Gadget show’s quirky new products are more about want than need
NEW YORK — From a 3-D pen that lets kids safely doodle with melted plastic to an electrically charged glass that makes beer taste bubblier, there was no shortage of fun and quirky gadgets at this year’s CE Week.
Here are five notable gadgets from the annual, three-day gadget show that is meant as a showcase for products coming out for the holidays.
‘Penning’ a sculpture: There’s now a kid-safe version of the 3Doodler 3-D printing pen, which melts sticks of colored plastic into goo that shoots out of the pen tip to create 3-D sculptures. With both versions, the plastic hardens quickly, so you can draw into the air without worrying about your creation collapsing. The kids’ version for ages 8 and up has no hot parts. The plastic coming out is cool enough to touch. The kid-friendly set costs $50, half the price of the regular version, and will be in stores in a few months.
Screenless gaming: ROXs, billed as a “real-life gaming console,” is designed to get gamer kids active and away from their screens. The kit from A-Champs comes with three ROXs, which look like flat stones about the size of a saucer. You strap them to kids, trees or just about anything else and choose one of 10 games. “Crazy Chicken,” for instance, challenges kids touch as many as they can, as fast as they can, as the gadgets beep and light up. The starter package is expected to sell for $130 through the company’s website.

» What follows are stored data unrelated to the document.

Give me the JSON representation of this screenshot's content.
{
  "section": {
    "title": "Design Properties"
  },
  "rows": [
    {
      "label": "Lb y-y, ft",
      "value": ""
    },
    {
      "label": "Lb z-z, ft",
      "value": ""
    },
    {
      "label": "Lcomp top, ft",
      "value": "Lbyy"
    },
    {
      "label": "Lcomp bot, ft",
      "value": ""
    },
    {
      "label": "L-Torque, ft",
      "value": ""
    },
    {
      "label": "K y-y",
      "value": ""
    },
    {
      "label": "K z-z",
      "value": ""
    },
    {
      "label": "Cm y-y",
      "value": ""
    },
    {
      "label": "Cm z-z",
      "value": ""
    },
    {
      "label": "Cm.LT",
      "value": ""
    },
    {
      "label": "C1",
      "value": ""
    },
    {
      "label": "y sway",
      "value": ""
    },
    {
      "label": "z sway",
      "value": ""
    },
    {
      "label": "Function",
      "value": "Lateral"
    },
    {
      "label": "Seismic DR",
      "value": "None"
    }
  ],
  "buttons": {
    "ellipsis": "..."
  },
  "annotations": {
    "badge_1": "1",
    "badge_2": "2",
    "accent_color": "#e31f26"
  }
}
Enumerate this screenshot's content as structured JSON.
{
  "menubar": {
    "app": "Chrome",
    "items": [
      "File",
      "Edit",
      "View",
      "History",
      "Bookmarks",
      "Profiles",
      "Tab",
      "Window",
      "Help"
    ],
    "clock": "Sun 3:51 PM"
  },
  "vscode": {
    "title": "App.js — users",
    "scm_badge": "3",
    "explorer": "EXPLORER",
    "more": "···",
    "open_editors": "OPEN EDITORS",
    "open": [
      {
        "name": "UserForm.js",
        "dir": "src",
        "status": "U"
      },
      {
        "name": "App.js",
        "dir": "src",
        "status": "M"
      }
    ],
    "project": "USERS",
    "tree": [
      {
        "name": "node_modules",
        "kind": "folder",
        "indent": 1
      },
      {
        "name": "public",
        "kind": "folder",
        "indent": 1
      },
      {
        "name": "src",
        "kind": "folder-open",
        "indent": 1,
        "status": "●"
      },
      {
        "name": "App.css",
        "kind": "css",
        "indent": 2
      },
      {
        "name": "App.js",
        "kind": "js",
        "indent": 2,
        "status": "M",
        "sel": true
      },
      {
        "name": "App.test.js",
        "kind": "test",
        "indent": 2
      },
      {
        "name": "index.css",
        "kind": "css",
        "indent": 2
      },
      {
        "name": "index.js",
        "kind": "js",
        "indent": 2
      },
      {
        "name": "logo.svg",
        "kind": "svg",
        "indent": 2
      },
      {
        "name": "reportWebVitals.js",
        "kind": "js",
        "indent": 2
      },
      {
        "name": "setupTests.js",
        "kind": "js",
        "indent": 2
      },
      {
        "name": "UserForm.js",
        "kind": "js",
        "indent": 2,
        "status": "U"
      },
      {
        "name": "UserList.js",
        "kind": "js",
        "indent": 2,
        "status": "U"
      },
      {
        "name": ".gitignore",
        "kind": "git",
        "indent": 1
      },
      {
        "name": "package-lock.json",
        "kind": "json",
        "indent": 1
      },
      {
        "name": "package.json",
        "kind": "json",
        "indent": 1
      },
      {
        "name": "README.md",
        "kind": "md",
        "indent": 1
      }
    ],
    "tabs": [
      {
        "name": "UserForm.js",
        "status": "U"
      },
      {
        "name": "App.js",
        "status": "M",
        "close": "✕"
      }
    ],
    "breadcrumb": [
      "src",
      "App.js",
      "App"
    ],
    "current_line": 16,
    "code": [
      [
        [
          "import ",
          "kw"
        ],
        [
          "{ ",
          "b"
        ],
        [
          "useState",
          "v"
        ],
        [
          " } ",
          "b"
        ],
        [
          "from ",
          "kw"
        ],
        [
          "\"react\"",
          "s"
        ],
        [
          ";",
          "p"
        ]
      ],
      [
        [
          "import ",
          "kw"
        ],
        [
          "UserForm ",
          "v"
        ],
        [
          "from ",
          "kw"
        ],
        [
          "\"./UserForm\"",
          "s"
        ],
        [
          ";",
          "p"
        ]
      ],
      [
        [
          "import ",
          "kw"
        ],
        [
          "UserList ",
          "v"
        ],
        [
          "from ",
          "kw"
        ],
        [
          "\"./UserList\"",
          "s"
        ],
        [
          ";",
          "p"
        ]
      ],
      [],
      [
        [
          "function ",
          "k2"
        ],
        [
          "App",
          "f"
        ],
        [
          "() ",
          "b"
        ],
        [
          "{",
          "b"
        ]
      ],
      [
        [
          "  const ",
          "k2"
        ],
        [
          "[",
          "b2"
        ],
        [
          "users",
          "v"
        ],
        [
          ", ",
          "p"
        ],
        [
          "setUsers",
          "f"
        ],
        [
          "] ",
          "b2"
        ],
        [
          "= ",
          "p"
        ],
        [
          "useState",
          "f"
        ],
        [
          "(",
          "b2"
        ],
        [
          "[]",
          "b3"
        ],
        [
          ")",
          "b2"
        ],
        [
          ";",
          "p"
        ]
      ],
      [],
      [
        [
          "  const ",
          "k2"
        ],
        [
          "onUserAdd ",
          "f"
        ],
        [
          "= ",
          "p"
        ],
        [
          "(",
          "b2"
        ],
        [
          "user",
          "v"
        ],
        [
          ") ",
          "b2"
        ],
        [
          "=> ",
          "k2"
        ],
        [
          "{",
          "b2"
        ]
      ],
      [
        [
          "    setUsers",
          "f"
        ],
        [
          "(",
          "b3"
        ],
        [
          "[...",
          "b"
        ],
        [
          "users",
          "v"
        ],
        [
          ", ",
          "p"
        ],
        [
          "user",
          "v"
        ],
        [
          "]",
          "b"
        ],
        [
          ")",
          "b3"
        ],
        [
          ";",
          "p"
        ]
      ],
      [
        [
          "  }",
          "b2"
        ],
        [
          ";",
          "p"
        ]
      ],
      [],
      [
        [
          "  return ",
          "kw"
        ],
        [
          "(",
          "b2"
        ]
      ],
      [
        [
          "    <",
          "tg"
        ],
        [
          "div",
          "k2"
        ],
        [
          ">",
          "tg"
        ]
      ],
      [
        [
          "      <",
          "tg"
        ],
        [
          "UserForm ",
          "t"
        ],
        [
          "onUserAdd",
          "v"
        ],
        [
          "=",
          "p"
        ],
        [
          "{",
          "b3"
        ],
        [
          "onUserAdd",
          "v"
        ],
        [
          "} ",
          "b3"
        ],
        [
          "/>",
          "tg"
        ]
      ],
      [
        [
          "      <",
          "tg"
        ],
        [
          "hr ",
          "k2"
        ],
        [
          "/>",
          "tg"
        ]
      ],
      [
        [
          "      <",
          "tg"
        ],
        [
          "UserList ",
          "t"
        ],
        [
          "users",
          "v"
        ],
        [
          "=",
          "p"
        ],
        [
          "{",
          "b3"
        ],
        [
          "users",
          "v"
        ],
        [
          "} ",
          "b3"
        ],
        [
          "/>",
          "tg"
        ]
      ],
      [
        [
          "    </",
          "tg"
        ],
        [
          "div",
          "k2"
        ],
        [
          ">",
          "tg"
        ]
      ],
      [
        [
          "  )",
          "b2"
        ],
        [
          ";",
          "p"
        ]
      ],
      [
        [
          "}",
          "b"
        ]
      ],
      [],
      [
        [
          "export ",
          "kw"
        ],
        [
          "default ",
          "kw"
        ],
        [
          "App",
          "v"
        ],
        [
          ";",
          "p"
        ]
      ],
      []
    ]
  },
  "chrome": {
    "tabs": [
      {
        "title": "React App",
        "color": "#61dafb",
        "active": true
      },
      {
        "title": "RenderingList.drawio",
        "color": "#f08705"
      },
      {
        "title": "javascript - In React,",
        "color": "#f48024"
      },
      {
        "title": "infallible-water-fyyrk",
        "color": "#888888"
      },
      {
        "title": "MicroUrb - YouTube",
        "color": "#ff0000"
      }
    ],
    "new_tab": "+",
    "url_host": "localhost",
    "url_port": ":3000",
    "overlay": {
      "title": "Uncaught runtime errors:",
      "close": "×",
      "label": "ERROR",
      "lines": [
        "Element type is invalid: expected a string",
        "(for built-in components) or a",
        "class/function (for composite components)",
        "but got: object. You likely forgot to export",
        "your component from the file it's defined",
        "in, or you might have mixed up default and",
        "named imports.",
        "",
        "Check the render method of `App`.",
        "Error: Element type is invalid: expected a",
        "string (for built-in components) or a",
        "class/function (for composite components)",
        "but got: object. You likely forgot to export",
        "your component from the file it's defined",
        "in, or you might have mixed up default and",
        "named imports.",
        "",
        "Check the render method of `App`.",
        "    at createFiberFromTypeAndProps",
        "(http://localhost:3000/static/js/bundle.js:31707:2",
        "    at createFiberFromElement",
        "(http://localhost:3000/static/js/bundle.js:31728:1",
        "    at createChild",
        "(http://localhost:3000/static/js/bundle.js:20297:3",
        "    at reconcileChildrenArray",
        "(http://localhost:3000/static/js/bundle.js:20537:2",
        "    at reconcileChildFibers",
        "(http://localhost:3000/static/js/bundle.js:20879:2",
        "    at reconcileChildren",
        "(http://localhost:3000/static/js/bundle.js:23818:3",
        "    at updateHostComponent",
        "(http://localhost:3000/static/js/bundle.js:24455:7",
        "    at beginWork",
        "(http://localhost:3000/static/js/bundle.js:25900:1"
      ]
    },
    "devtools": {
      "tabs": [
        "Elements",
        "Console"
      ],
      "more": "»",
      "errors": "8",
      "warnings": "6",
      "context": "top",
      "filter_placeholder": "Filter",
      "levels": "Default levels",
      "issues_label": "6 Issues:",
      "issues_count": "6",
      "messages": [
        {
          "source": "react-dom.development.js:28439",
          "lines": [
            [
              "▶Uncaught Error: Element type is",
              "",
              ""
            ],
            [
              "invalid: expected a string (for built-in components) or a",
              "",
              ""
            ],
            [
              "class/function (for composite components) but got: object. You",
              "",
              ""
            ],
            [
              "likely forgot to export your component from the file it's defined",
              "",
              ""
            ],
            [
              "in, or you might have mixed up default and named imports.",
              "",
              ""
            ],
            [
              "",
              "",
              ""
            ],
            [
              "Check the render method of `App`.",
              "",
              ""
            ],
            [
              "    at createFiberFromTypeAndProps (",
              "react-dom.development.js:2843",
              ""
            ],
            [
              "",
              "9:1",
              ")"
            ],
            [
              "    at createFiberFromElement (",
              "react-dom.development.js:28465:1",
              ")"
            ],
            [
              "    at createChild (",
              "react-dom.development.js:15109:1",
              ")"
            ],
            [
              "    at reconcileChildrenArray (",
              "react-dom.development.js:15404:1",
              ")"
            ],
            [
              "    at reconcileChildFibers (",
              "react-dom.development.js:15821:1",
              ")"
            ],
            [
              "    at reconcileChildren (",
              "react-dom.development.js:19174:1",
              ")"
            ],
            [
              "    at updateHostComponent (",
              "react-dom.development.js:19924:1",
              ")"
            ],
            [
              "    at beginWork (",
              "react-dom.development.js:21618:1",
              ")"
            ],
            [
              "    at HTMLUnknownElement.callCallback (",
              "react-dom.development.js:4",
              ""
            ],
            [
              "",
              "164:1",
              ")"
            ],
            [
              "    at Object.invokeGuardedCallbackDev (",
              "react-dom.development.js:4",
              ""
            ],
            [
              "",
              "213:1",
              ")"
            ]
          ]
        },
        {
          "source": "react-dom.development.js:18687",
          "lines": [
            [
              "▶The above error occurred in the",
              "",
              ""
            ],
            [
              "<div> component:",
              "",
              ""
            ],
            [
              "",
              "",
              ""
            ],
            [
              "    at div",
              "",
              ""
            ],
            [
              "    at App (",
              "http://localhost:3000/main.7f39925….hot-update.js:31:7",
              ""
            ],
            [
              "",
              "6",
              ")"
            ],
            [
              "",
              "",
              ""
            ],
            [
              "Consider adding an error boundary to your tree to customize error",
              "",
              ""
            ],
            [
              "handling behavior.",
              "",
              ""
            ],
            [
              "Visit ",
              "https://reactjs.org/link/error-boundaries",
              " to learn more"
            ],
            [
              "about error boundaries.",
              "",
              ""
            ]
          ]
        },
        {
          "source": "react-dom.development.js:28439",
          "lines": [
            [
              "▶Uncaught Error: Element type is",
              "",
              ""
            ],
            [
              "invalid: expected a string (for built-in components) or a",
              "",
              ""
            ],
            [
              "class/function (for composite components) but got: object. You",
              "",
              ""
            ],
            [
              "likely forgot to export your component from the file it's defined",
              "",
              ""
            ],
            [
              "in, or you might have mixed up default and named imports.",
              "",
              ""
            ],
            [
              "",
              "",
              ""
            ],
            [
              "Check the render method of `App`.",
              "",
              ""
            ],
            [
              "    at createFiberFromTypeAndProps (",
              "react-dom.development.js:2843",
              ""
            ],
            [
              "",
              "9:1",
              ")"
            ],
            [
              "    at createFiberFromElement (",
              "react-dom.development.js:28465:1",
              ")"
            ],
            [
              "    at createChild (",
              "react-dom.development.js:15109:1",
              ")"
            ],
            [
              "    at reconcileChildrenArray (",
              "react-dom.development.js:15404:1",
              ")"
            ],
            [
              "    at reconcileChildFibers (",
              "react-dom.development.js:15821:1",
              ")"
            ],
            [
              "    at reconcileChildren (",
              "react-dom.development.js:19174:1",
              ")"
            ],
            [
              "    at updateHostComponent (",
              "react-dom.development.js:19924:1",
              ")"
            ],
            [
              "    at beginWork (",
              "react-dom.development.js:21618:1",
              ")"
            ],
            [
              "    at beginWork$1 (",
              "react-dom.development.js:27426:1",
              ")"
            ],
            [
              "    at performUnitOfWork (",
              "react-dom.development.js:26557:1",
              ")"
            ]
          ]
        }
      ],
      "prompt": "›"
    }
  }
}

Breaking the mold: Decibullz touts its earbuds as the first to be both custom and wireless. The $120 product are made of a plastic that softens in hot water. The putty conforms to the inside shapes of your ears and hardens in about two minutes for a comfortable fit, especially for people with uniquely shaped ears. If you don’t get it right the first time, just start over. And don’t worry about mixing electronics and water. The buds come off the wireless headset while you’re adjusting the fit.
Supercharged drink: Global Ionics has a glass that uses a small amount of electric current to boost the flavor and fizziness of drinks, be it flavored water, fruit juice or wine. The current is generated by one AAA battery housed in the base of the glass. The current flows from the glass through its beverage into the mouth. During a demo, the charge gave beer a pleasant extra fizziness when taking little sips. But it can make your face numb when you drink continually so don’t overdo it. It’s still in the idea stage.
HD in 3-D: GoPro cameras are great for action footage, but they don’t shoot in 3-D. Vitrima has a clip-on 3-D lens for it that costs $80 through Indiegogo. Vitrima plans to start shipping them next month and is in talks to get them on store shelves.